Henry Frichet

Résumé

Henry Frichet La bataille de l'Ourcq (1917)

La ligne ondoyante des chasseurs s'ébranle.
Le fourrier qui est à la droite du capitaine, paraît buter, s'abat raide d'une balle au front. Ceux qui tombent sont aussitôt remplacés.
Il y eut un court et terrible combat; soudain, s'ouvre le feu de nos 75; le désordre se met dans les rangs ennemis; ils reculent!
— Vive la France! s'écrie le capitaine Letellier brandissant des deux mains un drapeau allemand noir de poudre, déchiqueté, la hampe à demi brisée que lui apporte un caporal de dix huit ans.
Source : Gallica

Henry Frichet La bataille de l'Ourcq (1917)

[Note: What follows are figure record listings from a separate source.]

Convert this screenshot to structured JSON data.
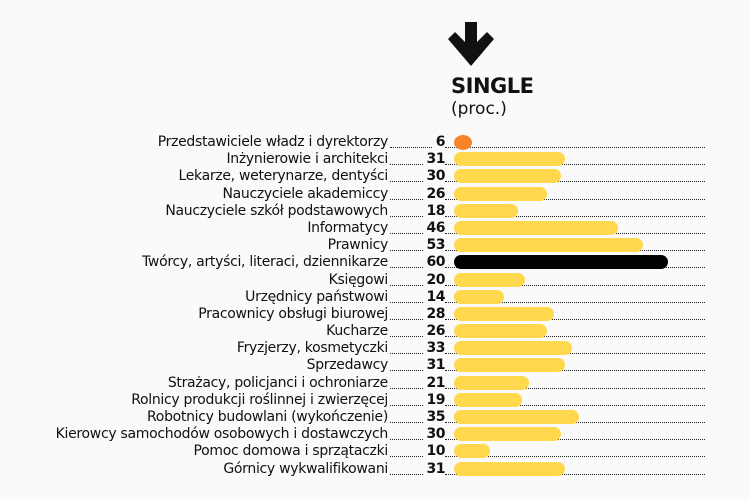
{
  "header": {
    "arrow_icon": "down-arrow-icon",
    "title": "SINGLE",
    "subtitle": "(proc.)"
  },
  "colors": {
    "background": "#fafafa",
    "default_bar": "#ffd84d",
    "lowest_bar": "#f7842a",
    "highest_bar": "#000000"
  },
  "rows": [
    {
      "label": "Przedstawiciele władz i dyrektorzy",
      "value": "6"
    },
    {
      "label": "Inżynierowie i architekci",
      "value": "31"
    },
    {
      "label": "Lekarze, weterynarze, dentyści",
      "value": "30"
    },
    {
      "label": "Nauczyciele akademiccy",
      "value": "26"
    },
    {
      "label": "Nauczyciele szkół podstawowych",
      "value": "18"
    },
    {
      "label": "Informatycy",
      "value": "46"
    },
    {
      "label": "Prawnicy",
      "value": "53"
    },
    {
      "label": "Twórcy, artyści, literaci, dziennikarze",
      "value": "60"
    },
    {
      "label": "Księgowi",
      "value": "20"
    },
    {
      "label": "Urzędnicy państwowi",
      "value": "14"
    },
    {
      "label": "Pracownicy obsługi biurowej",
      "value": "28"
    },
    {
      "label": "Kucharze",
      "value": "26"
    },
    {
      "label": "Fryzjerzy, kosmetyczki",
      "value": "33"
    },
    {
      "label": "Sprzedawcy",
      "value": "31"
    },
    {
      "label": "Strażacy, policjanci i ochroniarze",
      "value": "21"
    },
    {
      "label": "Rolnicy produkcji roślinnej i zwierzęcej",
      "value": "19"
    },
    {
      "label": "Robotnicy budowlani (wykończenie)",
      "value": "35"
    },
    {
      "label": "Kierowcy samochodów osobowych i dostawczych",
      "value": "30"
    },
    {
      "label": "Pomoc domowa i sprzątaczki",
      "value": "10"
    },
    {
      "label": "Górnicy wykwalifikowani",
      "value": "31"
    }
  ],
  "chart_data": {
    "type": "bar",
    "orientation": "horizontal",
    "title": "SINGLE",
    "subtitle": "(proc.)",
    "xlabel": "",
    "ylabel": "",
    "categories": [
      "Przedstawiciele władz i dyrektorzy",
      "Inżynierowie i architekci",
      "Lekarze, weterynarze, dentyści",
      "Nauczyciele akademiccy",
      "Nauczyciele szkół podstawowych",
      "Informatycy",
      "Prawnicy",
      "Twórcy, artyści, literaci, dziennikarze",
      "Księgowi",
      "Urzędnicy państwowi",
      "Pracownicy obsługi biurowej",
      "Kucharze",
      "Fryzjerzy, kosmetyczki",
      "Sprzedawcy",
      "Strażacy, policjanci i ochroniarze",
      "Rolnicy produkcji roślinnej i zwierzęcej",
      "Robotnicy budowlani (wykończenie)",
      "Kierowcy samochodów osobowych i dostawczych",
      "Pomoc domowa i sprzątaczki",
      "Górnicy wykwalifikowani"
    ],
    "values": [
      6,
      31,
      30,
      26,
      18,
      46,
      53,
      60,
      20,
      14,
      28,
      26,
      33,
      31,
      21,
      19,
      35,
      30,
      10,
      31
    ],
    "highlight": {
      "min": "Przedstawiciele władz i dyrektorzy",
      "max": "Twórcy, artyści, literaci, dziennikarze"
    },
    "grid": false,
    "legend": null,
    "xlim": [
      0,
      60
    ]
  }
}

Les hommes sont déployés en tirailleurs depuis le matin derrière les lignes des buissons que balaye une pluie continuelle d'obus, qui passent avec un sifflement cinglant terminé par un coup de tonnerre.
La journée est splendide, le soleil radieux, et Letellier pense combien ce pays doit-être délicieux quand on y vient en visiteur pacifique.
Source : Gallica

Henry Frichet La bataille de l'Ourcq (1917)

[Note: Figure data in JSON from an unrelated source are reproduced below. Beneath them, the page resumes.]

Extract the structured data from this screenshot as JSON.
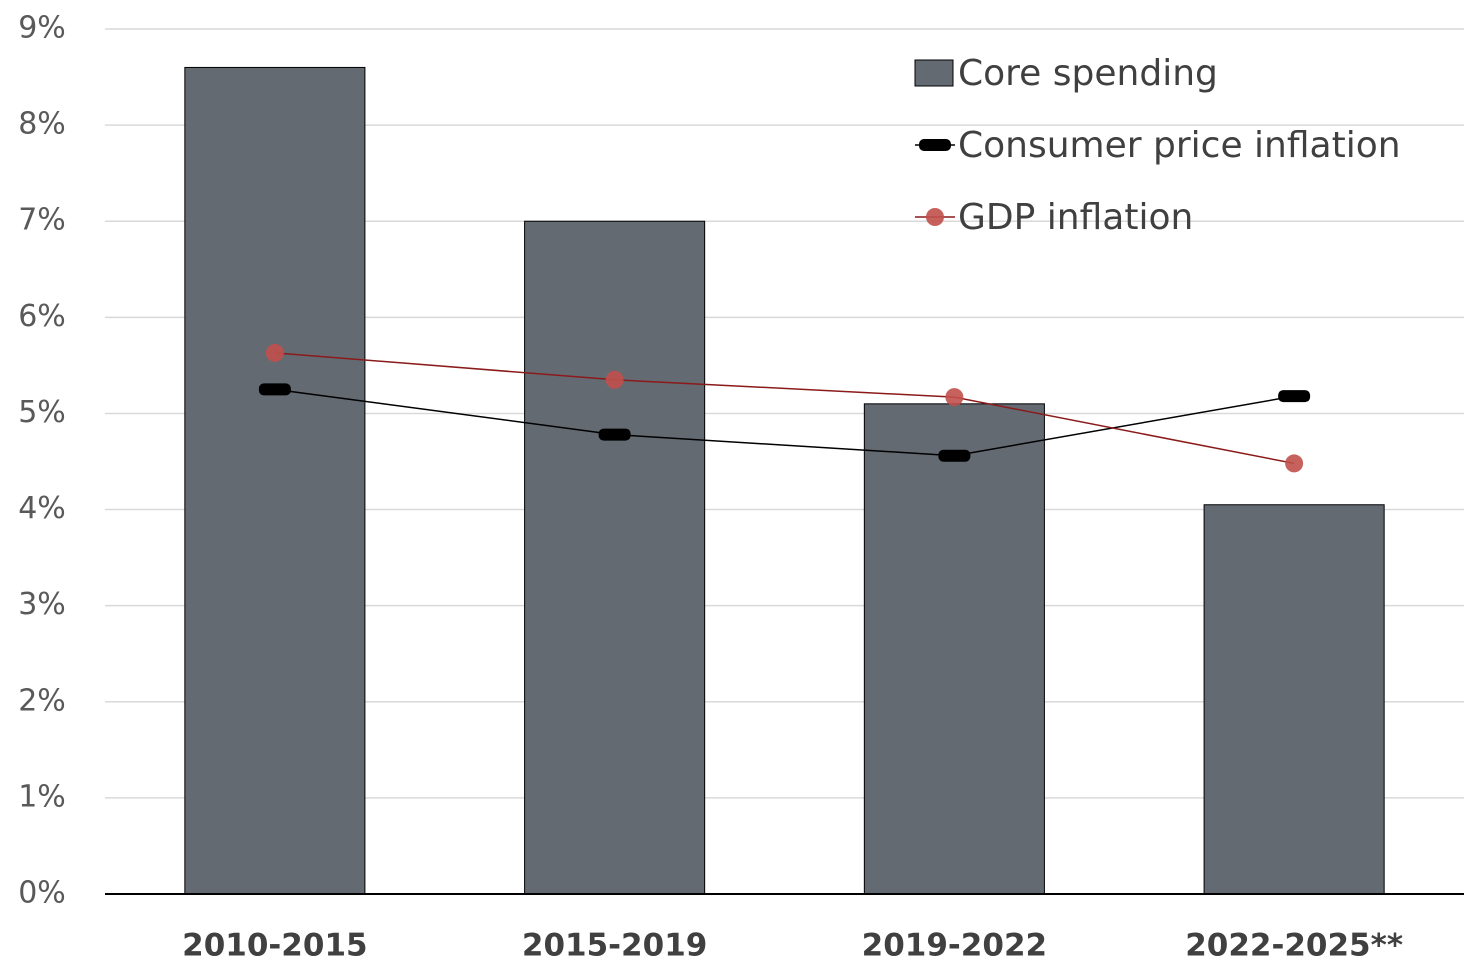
{
  "chart_data": {
    "type": "bar",
    "categories": [
      "2010-2015",
      "2015-2019",
      "2019-2022",
      "2022-2025**"
    ],
    "series": [
      {
        "name": "Core spending",
        "type": "bar",
        "color": "#636a72",
        "values": [
          8.6,
          7.0,
          5.1,
          4.05
        ]
      },
      {
        "name": "Consumer price inflation",
        "type": "line",
        "marker": "dash",
        "color": "#000000",
        "values": [
          5.25,
          4.78,
          4.56,
          5.18
        ]
      },
      {
        "name": "GDP inflation",
        "type": "line",
        "marker": "circle",
        "color": "#c0504d",
        "values": [
          5.63,
          5.35,
          5.17,
          4.48
        ]
      }
    ],
    "ylim": [
      0,
      9
    ],
    "yticks": [
      {
        "value": 0,
        "label": "0%"
      },
      {
        "value": 1,
        "label": "1%"
      },
      {
        "value": 2,
        "label": "2%"
      },
      {
        "value": 3,
        "label": "3%"
      },
      {
        "value": 4,
        "label": "4%"
      },
      {
        "value": 5,
        "label": "5%"
      },
      {
        "value": 6,
        "label": "6%"
      },
      {
        "value": 7,
        "label": "7%"
      },
      {
        "value": 8,
        "label": "8%"
      },
      {
        "value": 9,
        "label": "9%"
      }
    ],
    "grid": true,
    "legend": "top-right"
  }
}
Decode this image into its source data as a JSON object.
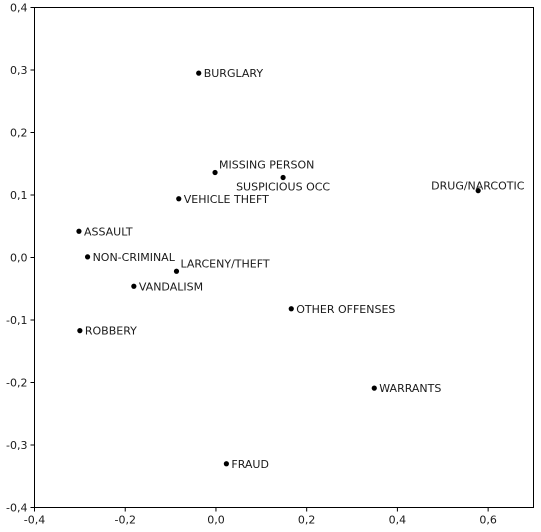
{
  "chart_data": {
    "type": "scatter",
    "title": "",
    "xlabel": "",
    "ylabel": "",
    "xlim": [
      -0.4,
      0.7
    ],
    "ylim": [
      -0.4,
      0.4
    ],
    "grid": false,
    "x_ticks": [
      -0.4,
      -0.2,
      0.0,
      0.2,
      0.4,
      0.6
    ],
    "y_ticks": [
      0.4,
      0.3,
      0.2,
      0.1,
      0.0,
      -0.1,
      -0.2,
      -0.3,
      -0.4
    ],
    "x_tick_labels": [
      "-0,4",
      "-0,2",
      "0,0",
      "0,2",
      "0,4",
      "0,6"
    ],
    "y_tick_labels": [
      "0,4",
      "0,3",
      "0,2",
      "0,1",
      "0,0",
      "-0,1",
      "-0,2",
      "-0,3",
      "-0,4"
    ],
    "points": [
      {
        "label": "BURGLARY",
        "x": -0.038,
        "y": 0.295,
        "label_pos": "right"
      },
      {
        "label": "MISSING PERSON",
        "x": -0.002,
        "y": 0.136,
        "label_pos": "upper-right"
      },
      {
        "label": "SUSPICIOUS OCC",
        "x": 0.148,
        "y": 0.128,
        "label_pos": "below-left"
      },
      {
        "label": "DRUG/NARCOTIC",
        "x": 0.578,
        "y": 0.107,
        "label_pos": "above-left"
      },
      {
        "label": "VEHICLE THEFT",
        "x": -0.082,
        "y": 0.094,
        "label_pos": "right"
      },
      {
        "label": "ASSAULT",
        "x": -0.302,
        "y": 0.042,
        "label_pos": "right"
      },
      {
        "label": "NON-CRIMINAL",
        "x": -0.283,
        "y": 0.001,
        "label_pos": "right"
      },
      {
        "label": "LARCENY/THEFT",
        "x": -0.087,
        "y": -0.022,
        "label_pos": "upper-right"
      },
      {
        "label": "VANDALISM",
        "x": -0.181,
        "y": -0.046,
        "label_pos": "right"
      },
      {
        "label": "OTHER OFFENSES",
        "x": 0.166,
        "y": -0.082,
        "label_pos": "right"
      },
      {
        "label": "ROBBERY",
        "x": -0.3,
        "y": -0.117,
        "label_pos": "right"
      },
      {
        "label": "WARRANTS",
        "x": 0.349,
        "y": -0.209,
        "label_pos": "right"
      },
      {
        "label": "FRAUD",
        "x": 0.023,
        "y": -0.33,
        "label_pos": "right"
      }
    ]
  }
}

Des chariots, des prolonges, des fourgons, cheminent sur les routes et même à travers champs, mais, parfois, ces convois s'arrêtent soudain : une fusée éclairante a jailli inondant tout le paysage.
Devant la compagnie commandée par Letellier passe un char traîné par des boeufs et qui cahote en gémissant à toutes les ornières. Ce char est empli d'un monceau de cadavres et les bras des morts tendus en oscillant vers les camarades, les têtes qui tremblent, répètent le même geste de supplication et de désespoir.